News Reel with War Scenes Shown at Theater

19-year-old Helena Muffly wrote exactly 100 years ago today: 

Friday, November 6, 1914:  <<no entry>>

Source: Milton Evening Standard (September 23, 1914)
Source: Milton Evening Standard (September 23, 1914)

Her middle-aged granddaughter’s comments 100 years later:

Since Grandma didn’t write anything a hundred years ago today, I thought that you might enjoy an article in Grandma’s local paper, the Milton Evening Standard, about the showing of a news reel about the War at the local theater.

(I should have posted this back in September. Somehow I lost track of it then, but decided that is still worth posting—even if it is a little late.)
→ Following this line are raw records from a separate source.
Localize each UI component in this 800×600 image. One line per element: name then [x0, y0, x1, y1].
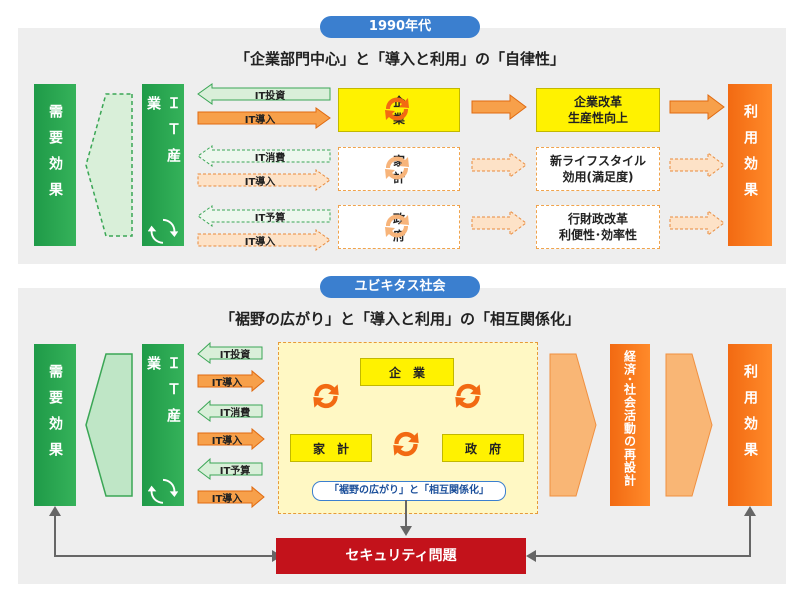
bottom-demand-effect: 需要効果 [34, 344, 76, 506]
cycle-icon [148, 219, 178, 245]
top-result-arrows [471, 94, 527, 236]
tag-it-investment: IT投資 [254, 90, 286, 102]
ubiquitous-society-pill: ユビキタス社会 [320, 276, 480, 298]
tag-it-consumption: IT消費 [254, 152, 286, 164]
top-usage-effect: 利用効果 [728, 84, 772, 246]
cycle-icon [385, 214, 409, 238]
cycle-icon [148, 479, 178, 505]
bottom-chevron-arrow [665, 353, 713, 497]
tag-it-consumption: IT消費 [219, 407, 251, 419]
tag-it-budget: IT予算 [254, 212, 286, 224]
tag-it-introduction: IT導入 [244, 236, 276, 248]
top-it-industry: ＩＴ産業 [142, 84, 184, 246]
tag-it-introduction: IT導入 [211, 435, 243, 447]
top-government-result: 行財政改革 利便性･効率性 [536, 205, 660, 249]
top-usage-arrows [669, 94, 725, 236]
tag-it-investment: IT投資 [219, 349, 251, 361]
cycle-icon [385, 156, 409, 180]
top-enterprise-box: 企 業 [338, 88, 460, 132]
bottom-it-industry: ＩＴ産業 [142, 344, 184, 506]
top-demand-effect: 需要効果 [34, 84, 76, 246]
down-arrow [400, 500, 412, 536]
cycle-icon [313, 383, 339, 409]
top-enterprise-result: 企業改革 生産性向上 [536, 88, 660, 132]
top-row-arrows [197, 83, 331, 251]
bottom-chevron-arrow [549, 353, 597, 497]
tag-it-introduction: IT導入 [244, 176, 276, 188]
cycle-icon [455, 383, 481, 409]
redesign-box: 経済･社会活動の再設計 [610, 344, 650, 506]
interrelation-label: 「裾野の広がり」と「相互関係化」 [312, 481, 506, 501]
tag-it-introduction: IT導入 [211, 493, 243, 505]
bottom-demand-arrow [85, 353, 133, 497]
bottom-subtitle: 「裾野の広がり」と「導入と利用」の「相互関係化」 [219, 310, 580, 328]
cycle-icon [393, 431, 419, 457]
tag-it-introduction: IT導入 [211, 377, 243, 389]
top-subtitle: 「企業部門中心」と「導入と利用」の「自律性」 [234, 50, 565, 68]
security-issue-box: セキュリティ問題 [276, 538, 526, 574]
tag-it-budget: IT予算 [219, 465, 251, 477]
tag-it-introduction: IT導入 [244, 114, 276, 126]
bottom-household-box: 家 計 [290, 434, 372, 462]
bottom-government-box: 政 府 [442, 434, 524, 462]
bottom-usage-effect: 利用効果 [728, 344, 772, 506]
era-1990s-pill: 1990年代 [320, 16, 480, 38]
bottom-enterprise-box: 企 業 [360, 358, 454, 386]
bottom-tag-arrows [197, 341, 265, 509]
cycle-icon [385, 97, 409, 121]
top-demand-arrow [85, 93, 133, 237]
top-household-result: 新ライフスタイル 効用(満足度) [536, 147, 660, 191]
10 thoughts on “News Reel with War Scenes Shown at Theater

  1. The report of the war news reel reads like it’s just some Hollywood movie instead of real life suffering of people and animals – how fascinating. Then it goes on to also describe another film – a comedy that you can catch too! I guess it speaks to the novelty of moving pictures at the time and the distance of the war. You always find such interesting things for your blog!
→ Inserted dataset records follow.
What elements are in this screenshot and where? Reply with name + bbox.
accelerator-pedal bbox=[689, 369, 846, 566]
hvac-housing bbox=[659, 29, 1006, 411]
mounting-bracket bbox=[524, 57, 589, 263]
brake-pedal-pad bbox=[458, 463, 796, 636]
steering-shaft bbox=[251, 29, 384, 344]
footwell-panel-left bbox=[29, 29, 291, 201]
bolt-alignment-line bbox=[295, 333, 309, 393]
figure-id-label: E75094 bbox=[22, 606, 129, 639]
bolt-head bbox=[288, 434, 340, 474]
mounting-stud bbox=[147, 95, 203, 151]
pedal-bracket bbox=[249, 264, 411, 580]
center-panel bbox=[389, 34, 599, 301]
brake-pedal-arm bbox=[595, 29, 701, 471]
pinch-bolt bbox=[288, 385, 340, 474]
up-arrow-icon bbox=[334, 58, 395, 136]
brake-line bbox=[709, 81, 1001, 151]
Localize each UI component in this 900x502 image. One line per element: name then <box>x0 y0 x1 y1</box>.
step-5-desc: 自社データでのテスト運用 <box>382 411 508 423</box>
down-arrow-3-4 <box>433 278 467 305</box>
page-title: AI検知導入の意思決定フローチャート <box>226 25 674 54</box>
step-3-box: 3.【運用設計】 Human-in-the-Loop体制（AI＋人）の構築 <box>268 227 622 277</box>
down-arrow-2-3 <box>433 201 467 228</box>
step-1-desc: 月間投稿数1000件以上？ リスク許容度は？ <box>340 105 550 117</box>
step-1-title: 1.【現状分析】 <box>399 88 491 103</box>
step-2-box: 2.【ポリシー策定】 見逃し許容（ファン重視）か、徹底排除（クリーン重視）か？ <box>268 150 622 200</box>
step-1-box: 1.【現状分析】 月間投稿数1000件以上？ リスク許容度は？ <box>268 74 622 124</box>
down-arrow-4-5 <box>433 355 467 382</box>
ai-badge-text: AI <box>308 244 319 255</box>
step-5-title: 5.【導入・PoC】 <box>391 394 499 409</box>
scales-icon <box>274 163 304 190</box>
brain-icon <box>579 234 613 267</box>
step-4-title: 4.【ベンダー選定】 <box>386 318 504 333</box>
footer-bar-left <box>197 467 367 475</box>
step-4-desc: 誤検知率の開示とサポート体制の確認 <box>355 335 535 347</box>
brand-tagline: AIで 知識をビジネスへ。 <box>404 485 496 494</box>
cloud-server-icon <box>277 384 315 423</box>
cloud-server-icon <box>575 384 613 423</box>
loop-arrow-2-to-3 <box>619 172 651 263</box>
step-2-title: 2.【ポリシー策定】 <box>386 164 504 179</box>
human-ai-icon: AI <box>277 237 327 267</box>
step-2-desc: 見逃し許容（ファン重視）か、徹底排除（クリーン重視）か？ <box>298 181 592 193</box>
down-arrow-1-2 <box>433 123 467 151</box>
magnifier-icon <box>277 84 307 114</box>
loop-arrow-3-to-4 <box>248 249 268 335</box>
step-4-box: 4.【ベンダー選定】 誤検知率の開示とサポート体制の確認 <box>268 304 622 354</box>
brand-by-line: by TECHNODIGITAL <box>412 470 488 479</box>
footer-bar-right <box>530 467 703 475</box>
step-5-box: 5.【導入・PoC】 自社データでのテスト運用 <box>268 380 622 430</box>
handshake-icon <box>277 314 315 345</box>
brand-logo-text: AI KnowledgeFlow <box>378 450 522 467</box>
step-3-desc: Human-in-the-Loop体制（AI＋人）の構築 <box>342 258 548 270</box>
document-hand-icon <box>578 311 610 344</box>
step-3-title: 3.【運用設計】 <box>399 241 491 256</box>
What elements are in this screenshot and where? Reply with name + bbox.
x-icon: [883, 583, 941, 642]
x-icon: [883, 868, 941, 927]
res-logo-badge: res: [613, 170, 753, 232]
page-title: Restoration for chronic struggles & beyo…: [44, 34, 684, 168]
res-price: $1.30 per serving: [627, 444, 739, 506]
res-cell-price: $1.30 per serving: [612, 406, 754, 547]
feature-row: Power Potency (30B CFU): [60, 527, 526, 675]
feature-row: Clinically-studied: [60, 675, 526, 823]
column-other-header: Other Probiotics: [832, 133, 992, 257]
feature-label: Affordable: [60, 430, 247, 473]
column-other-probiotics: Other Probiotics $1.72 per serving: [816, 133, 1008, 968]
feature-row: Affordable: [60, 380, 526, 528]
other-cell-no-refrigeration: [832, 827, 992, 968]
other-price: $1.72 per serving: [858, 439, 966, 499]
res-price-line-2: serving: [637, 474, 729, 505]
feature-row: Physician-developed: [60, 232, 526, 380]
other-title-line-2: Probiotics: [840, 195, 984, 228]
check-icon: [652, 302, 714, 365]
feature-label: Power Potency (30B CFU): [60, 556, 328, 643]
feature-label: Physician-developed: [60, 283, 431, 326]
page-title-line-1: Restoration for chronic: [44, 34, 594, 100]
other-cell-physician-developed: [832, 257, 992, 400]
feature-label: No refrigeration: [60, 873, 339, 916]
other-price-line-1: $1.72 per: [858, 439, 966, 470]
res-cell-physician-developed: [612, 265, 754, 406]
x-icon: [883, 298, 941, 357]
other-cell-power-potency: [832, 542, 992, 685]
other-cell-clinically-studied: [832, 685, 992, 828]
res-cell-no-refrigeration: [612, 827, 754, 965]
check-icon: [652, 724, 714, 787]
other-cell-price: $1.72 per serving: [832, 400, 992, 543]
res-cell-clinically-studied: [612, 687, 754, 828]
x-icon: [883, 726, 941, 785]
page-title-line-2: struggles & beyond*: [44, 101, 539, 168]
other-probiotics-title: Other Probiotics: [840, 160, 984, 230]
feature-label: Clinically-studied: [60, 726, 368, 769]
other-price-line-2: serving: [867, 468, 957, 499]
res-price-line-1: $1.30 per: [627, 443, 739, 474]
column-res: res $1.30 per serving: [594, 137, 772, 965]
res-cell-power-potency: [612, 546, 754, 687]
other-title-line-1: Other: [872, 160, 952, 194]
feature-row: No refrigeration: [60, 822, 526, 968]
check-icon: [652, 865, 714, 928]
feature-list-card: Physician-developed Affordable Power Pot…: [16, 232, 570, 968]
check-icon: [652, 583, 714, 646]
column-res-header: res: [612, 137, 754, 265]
  2. I just barely remember newsreels from my early days at the movies. They were nearly gone by that time, since television was gaining popularity (we got our first tv when I was about six). But they still would show them from time to time, and there were television programs that used old newsreels, like the famous “You Were There” series.

    1. I faintly remember them, too. Now we get coming attraction promos and a clip telling us to go get some food.
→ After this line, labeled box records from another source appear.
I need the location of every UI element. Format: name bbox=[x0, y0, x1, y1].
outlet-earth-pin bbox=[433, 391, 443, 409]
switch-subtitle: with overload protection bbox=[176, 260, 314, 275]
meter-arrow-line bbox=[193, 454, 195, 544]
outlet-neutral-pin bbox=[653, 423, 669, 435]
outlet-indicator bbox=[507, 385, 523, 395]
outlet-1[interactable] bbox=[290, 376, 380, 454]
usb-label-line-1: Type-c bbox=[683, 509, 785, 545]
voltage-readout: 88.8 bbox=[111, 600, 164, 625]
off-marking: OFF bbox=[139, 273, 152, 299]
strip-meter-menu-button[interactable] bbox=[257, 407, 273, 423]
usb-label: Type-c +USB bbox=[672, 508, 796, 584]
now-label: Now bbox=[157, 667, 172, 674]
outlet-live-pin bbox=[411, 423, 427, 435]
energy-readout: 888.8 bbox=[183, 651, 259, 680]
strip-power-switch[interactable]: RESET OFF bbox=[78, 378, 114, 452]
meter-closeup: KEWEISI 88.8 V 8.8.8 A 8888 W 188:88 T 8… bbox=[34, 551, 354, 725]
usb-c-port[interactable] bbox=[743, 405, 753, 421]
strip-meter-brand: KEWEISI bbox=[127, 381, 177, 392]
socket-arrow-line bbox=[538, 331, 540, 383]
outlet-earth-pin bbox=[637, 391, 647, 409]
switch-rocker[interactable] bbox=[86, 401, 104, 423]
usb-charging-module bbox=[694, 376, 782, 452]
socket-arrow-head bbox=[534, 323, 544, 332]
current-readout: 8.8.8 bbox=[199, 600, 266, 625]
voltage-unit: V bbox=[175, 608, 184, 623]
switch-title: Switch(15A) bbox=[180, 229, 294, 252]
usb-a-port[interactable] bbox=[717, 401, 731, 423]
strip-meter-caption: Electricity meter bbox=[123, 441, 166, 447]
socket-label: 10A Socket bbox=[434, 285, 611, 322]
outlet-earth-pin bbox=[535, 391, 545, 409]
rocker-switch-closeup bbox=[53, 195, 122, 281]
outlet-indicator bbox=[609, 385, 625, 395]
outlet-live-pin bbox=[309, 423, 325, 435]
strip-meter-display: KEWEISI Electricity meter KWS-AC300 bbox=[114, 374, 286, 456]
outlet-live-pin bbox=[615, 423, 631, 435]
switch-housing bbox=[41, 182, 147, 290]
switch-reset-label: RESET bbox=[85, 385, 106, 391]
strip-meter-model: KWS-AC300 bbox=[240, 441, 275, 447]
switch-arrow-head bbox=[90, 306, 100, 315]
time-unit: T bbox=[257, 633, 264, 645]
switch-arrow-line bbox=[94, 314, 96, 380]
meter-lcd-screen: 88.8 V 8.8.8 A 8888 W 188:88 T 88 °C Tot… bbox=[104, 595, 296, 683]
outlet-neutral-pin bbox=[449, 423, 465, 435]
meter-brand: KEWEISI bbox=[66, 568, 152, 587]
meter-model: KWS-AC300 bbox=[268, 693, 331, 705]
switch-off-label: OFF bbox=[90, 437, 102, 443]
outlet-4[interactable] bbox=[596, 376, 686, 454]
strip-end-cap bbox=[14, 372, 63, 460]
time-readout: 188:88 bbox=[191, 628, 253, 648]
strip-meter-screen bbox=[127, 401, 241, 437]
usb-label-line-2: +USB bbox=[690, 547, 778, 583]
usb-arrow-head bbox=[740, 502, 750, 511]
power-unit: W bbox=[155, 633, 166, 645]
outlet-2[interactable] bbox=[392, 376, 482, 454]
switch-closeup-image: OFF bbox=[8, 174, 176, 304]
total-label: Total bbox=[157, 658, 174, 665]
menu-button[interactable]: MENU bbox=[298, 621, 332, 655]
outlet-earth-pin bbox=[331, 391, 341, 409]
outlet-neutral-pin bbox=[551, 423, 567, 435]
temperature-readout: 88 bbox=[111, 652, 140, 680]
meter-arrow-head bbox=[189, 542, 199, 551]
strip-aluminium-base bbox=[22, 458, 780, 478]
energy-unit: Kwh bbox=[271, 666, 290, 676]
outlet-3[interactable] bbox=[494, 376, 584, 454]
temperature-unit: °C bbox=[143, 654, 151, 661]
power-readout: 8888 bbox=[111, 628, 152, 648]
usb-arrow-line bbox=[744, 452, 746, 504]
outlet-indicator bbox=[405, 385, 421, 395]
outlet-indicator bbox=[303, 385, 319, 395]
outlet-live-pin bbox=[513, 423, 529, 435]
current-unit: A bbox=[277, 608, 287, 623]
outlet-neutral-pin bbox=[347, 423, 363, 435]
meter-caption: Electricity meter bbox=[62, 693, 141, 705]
      If we remember these things, are we old now? 👴

  3. How very sad that such pain still goes on. It is especially interesting that the article continues, after describing such tragedy, to describe what seems to be light movie fare.

    I do remember newsreels as part of every movie show (usually plus a double feature.)They dealt, of course, with WWII which WWI was expected to prevent. I remember especially, though, singing “When Johnny Comes Marching Home” in response to the moving dots on the screen. Our heroic part in WWII was about to end and we celebrated it — often with tears.

  4. When Teddy Roosevelt and the Rough Riders went off to Cuba for the Spanish American War, it was described as something of a lark. No movies then. Even in WW I, movies were crude and brief, giving audiences only a taste of what modern warfare was really like. In that one, new inventions gave war a whole new dimension, most prominently the machine gun, poison gas, and developments in artillery, hence trench warfare. It was truly hell on earth.

    I just saw a clip on yesterday’s evening news about a memorial set up in London to honor their dead on this centennial of “the war to end all wars.” Britain lost many more men than any other allied country. An artist fashioned ceramic red poppies, one for each of the some 880,000 dead soldiers, and placed them in the great moat surrounding the tower of London. The sight is stunning, giving the numbers real meaning. How ironic is it then that the current U.S. president, who never served in the military, has ended two wars and received almost no political credit for it?

    1. Thanks so much for this entry, and especially for the final point. Maybe we’ll recognize it after he leaves office — a major part of his legacy. Right now too many people are dedicated to defeating him no matter what.